Hace días leí varios ejercicios de creación literaria de algunas personas. Fueron pocas las que escribieron para los demás. La mayoría escribió para sí misma, para darse a conocer, para externar sus temores más infantiles, sus preocupaciones, algunos reproches, y una que otra jugó con la incertidumbre. Un escalofrío me recorre al pensar que, de haber sido sus últimas palabras, no las dedicaron a alguien más que a sí mismas. Fue significativo descubrir que antes que leer a alguien más, necesitamos que nos lean; sin embargo, ¿en quién pensamos cuando escribimos?
Por alguna razón seguimos creyendo que queda tiempo y desperdiciamos nuestras palabras en lo que somos y en lo que significan para nosotros, desplazamos al necesitado de un discurso generoso.
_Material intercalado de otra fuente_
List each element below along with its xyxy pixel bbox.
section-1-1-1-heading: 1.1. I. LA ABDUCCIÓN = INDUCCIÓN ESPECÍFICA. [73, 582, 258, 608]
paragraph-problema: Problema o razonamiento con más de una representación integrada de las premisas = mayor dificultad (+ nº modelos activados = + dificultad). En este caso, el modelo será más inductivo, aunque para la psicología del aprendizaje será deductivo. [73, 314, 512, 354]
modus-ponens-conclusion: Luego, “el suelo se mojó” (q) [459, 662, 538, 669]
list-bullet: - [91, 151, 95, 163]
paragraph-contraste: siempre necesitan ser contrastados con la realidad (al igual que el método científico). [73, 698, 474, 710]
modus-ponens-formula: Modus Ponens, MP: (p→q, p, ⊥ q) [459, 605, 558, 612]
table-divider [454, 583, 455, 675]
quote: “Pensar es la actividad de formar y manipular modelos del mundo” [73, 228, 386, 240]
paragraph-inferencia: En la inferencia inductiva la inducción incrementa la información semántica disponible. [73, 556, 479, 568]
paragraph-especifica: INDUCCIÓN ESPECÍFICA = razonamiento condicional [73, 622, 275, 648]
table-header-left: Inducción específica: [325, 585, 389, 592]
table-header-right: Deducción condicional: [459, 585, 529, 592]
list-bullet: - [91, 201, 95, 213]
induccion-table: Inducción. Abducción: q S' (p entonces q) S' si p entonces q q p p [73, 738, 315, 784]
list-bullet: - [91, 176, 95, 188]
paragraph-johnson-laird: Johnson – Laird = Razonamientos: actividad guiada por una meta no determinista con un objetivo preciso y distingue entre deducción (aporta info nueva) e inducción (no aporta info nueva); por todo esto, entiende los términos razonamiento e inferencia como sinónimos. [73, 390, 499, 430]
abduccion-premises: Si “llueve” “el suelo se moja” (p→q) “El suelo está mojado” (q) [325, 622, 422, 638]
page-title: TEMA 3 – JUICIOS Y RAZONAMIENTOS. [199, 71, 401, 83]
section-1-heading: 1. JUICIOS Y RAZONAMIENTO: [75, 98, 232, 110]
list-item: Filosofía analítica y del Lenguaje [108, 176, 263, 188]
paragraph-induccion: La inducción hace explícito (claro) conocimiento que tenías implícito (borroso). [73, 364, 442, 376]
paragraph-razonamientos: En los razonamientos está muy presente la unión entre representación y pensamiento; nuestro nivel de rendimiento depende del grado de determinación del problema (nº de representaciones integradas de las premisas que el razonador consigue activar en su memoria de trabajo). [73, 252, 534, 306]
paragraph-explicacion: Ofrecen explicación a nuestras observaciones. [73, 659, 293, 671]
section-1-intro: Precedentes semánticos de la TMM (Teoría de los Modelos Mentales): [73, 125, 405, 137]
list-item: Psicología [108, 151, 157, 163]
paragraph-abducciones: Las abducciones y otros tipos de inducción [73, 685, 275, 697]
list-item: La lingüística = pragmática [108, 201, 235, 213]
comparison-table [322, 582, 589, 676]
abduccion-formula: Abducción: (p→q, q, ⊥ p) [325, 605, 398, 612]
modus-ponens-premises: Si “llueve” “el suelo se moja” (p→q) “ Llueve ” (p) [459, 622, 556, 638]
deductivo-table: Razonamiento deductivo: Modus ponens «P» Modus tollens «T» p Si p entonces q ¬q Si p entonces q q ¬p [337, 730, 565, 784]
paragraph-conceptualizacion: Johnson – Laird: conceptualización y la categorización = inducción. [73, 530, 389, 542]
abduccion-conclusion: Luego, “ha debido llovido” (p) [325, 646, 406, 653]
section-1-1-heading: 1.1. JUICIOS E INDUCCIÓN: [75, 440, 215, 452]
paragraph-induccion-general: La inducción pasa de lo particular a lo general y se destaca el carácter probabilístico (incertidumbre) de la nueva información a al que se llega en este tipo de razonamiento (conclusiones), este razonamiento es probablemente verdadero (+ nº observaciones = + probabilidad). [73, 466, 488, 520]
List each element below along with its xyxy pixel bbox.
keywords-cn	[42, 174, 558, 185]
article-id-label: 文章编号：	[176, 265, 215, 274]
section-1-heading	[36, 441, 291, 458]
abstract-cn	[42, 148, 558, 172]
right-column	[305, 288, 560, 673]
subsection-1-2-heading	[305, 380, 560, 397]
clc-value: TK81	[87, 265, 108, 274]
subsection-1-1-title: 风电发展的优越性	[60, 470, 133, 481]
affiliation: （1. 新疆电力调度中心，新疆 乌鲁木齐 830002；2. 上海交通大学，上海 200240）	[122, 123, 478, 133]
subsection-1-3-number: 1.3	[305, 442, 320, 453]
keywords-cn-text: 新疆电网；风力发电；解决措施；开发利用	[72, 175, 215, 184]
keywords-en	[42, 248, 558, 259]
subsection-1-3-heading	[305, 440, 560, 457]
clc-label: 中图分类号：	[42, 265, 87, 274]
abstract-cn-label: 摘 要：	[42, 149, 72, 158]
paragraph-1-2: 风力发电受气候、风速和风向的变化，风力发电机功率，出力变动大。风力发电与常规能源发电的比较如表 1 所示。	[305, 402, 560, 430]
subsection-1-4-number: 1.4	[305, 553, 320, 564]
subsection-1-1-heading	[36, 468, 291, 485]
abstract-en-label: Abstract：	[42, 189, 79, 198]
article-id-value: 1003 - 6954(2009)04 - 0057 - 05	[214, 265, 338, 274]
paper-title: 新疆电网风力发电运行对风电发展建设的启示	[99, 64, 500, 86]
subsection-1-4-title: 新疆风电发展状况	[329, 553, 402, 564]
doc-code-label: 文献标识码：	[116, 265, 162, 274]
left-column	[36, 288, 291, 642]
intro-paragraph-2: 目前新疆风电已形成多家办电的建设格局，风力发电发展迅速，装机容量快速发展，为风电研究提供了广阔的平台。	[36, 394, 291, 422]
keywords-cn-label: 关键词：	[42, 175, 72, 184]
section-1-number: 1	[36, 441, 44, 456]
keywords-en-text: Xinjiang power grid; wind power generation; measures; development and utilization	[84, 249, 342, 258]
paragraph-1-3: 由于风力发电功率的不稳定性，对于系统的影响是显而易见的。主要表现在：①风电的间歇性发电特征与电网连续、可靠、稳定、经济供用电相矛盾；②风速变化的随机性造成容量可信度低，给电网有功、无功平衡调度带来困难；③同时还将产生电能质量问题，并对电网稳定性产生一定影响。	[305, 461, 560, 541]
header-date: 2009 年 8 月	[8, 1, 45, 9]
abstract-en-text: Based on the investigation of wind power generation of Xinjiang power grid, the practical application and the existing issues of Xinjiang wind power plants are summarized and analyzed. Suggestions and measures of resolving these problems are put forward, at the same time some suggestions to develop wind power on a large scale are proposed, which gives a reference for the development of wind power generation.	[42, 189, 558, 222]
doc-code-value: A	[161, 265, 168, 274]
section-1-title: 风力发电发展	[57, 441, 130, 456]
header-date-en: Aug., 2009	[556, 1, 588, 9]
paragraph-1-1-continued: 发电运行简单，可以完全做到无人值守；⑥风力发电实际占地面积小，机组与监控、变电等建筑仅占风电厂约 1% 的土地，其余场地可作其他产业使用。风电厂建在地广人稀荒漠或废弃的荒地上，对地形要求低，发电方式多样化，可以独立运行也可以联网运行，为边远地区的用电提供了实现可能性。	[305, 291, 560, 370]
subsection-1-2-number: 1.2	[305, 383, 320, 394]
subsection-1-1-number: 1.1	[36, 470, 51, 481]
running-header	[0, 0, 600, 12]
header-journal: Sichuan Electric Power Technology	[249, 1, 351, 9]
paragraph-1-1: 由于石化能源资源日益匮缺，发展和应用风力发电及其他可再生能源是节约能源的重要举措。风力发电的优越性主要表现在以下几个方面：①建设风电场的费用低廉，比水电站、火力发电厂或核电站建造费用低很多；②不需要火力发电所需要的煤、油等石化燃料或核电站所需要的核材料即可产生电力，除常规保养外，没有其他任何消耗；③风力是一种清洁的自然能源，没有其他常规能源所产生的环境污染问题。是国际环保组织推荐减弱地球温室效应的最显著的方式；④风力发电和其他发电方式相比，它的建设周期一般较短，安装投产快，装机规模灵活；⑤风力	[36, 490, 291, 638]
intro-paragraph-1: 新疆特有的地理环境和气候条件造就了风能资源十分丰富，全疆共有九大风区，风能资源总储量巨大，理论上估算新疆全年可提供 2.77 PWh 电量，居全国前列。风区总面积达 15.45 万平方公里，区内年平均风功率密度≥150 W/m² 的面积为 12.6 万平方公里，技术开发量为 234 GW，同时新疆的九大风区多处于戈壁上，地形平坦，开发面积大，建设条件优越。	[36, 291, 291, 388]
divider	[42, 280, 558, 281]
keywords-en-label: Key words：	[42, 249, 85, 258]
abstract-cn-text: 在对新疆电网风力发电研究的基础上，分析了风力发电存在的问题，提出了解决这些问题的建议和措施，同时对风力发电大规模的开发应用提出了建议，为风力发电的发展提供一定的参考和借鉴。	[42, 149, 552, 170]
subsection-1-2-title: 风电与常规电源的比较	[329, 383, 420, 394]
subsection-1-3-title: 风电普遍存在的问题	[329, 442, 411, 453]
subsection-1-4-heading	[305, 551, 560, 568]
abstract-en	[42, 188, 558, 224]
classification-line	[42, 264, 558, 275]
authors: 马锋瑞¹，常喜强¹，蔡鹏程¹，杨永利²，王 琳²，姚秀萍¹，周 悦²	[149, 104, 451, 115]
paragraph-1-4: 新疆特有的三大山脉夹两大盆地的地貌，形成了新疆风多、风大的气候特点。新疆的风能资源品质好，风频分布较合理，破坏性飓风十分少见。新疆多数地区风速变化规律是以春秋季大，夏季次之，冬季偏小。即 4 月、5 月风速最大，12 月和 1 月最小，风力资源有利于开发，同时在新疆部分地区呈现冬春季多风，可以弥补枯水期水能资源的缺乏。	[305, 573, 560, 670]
Qué amarga sensación darse cuenta de que es tarde ya para pronunciar ideas más humanas, empáticas, y que sólo nos queda ceñirnos a palabras de consuelo. Que es sólo eso lo que nos une con los demás.
Sin darme cuenta, he esbozado en una hoja arrugada algunas palabras de ánimo que sé que no entregaré ahora. Me preocupo por ordenar, incluir, eliminar, sustituir. Cuidar que no haya repeticiones, que las comas estén bien colocadas, que no asome la menor cacofonía, pero debería cuidar más que las personas no se vayan, que no olviden el sentimiento que provocan.
La muerte seguirá tocando a nuestra puerta, o a la puerta de al lado o a la del frente. El cursor seguirá apareciendo y desapareciendo en la pantalla en blanco. Las hojas seguirán siendo arrancadas. Las personas seguirán buscando las palabras adecuadas. Las despedidas seguirán al alba. El tiempo no detendrá su paso y marchitará lo que tenga que marchitar y reavivará lo que tenga que reavivar.
Ruego por que aquellos encuentros sean restablecidos, los mensajes sean respondidos y las llamadas sean contestadas. Ruego por que pensemos más en palabras de reencuentro que en palabras de despedida. En memoria de quienes ya no están entre nosotros y en honor de quienes queremos a nuestro lado.